What’s most surprising in this exhibition is the Deller’s proposition to dive into an unfamiliar reality. We are not talking about Uncanny (psychoanalytic slapstick) but From a revolution to another allows us to immerse into a slipping everyday routine. A kind of hyperreality is created which alludes to Dump, a work from Superdome, Palais de Tokyo’s most recent exhibition. Christoph Büchel’s Dump was an ascent in an abyss. A door opened to an evil place above the Earth, a reverse paradise lost, a feeling that everything that was buried and hidden suddenly reappeared. In front of thousands of everyday objects we’d rather ignore, Büchel offered a hyperreality opened on a blurred and disconcerting existence. The two wills are similar and want to show an existing reality that we are not fully conscious of, an escaping space which shouts at us: simply two works of art.

Jeremy Deller and Christoph Büchel share a common rock passion and a highly social and political consciousness. Deller won the prestigious Turner Prize in 2005 with Battle of Orgreave, a vivid reconstruction of a battle between miners and police in the mid-1980s miners strike. Büchel excited the art world with the demoniac installation (all interpretations allowed) Simply Botiful at Hauser & Wirth, London. It is incompressible and indivisible but we can try to cut off a significant example: a set of copies of Mein Kampf (Hitler, 1923) translated into Arabic, among a pile of prayer mats woven with motifs celebrating the events of 9/11. Well, a pretty thoughtless and carefree environment…. This set incarnates absolute Evil and deals with Israeli and Arabs conflict, international events in Middle East but it also reminds that the first translation of the book dates back to early 1930s, and that the first French editor, Fernand Sorlot, compared, in his Advertising, its influence on people to…the Koran.

This set of copies has been sold at the Frieze Art Fair 2006 edition by Hauser & Wirth Gallery.
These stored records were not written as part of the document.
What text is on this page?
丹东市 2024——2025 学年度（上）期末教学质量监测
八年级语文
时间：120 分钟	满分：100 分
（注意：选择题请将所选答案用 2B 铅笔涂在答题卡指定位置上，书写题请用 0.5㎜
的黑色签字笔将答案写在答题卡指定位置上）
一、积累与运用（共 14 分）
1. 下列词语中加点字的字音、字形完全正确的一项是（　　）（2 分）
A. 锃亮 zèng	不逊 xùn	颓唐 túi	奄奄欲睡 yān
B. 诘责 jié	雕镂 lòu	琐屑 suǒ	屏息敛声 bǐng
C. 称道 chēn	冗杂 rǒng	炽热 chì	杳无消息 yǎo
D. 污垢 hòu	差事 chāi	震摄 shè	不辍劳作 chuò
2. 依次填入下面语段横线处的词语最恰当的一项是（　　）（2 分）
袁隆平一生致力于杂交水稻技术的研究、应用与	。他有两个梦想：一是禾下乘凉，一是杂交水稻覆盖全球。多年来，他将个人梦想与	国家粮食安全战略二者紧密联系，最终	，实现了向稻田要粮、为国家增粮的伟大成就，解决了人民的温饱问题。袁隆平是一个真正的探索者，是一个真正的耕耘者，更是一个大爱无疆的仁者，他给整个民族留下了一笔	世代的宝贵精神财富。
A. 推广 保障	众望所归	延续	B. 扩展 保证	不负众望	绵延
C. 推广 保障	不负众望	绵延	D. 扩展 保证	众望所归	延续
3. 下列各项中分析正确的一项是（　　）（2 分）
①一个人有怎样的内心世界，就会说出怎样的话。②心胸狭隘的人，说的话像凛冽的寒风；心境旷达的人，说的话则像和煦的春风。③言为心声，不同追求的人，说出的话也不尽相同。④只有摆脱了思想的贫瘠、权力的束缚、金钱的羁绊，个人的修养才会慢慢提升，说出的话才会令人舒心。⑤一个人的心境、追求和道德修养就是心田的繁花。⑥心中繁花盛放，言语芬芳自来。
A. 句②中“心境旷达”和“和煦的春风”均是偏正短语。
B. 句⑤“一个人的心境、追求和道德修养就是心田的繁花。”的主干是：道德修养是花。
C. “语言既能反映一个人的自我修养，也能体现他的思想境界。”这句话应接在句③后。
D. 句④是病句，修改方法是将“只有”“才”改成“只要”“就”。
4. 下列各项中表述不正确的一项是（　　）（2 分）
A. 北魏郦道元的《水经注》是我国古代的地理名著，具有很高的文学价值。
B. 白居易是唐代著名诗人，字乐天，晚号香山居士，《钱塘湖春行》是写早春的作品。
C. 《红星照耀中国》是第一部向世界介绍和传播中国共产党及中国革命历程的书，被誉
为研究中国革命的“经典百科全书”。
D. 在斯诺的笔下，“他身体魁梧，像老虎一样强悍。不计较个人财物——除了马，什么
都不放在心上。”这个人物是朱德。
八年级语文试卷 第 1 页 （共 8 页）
Quickly sold, quickly removed. Afraid of eventual retaliations? Absolutely not! People were stealing the books. When reality becomes stranger and frightener than fiction…. “Why would anyone want to walk around an art fair with a copy of Mein Kampf?” questioned the dealer Iwan Wirth. Probably people who wished to take apart a piece of “fantastic” reality, happy to access the hyperreality art had created. As fascinating as Clare Family’s mechanical elephant, as hard-hitting as Ed Hall’s Anti Nazi League banner fluttering on Palais de Tokyo’s ceiling.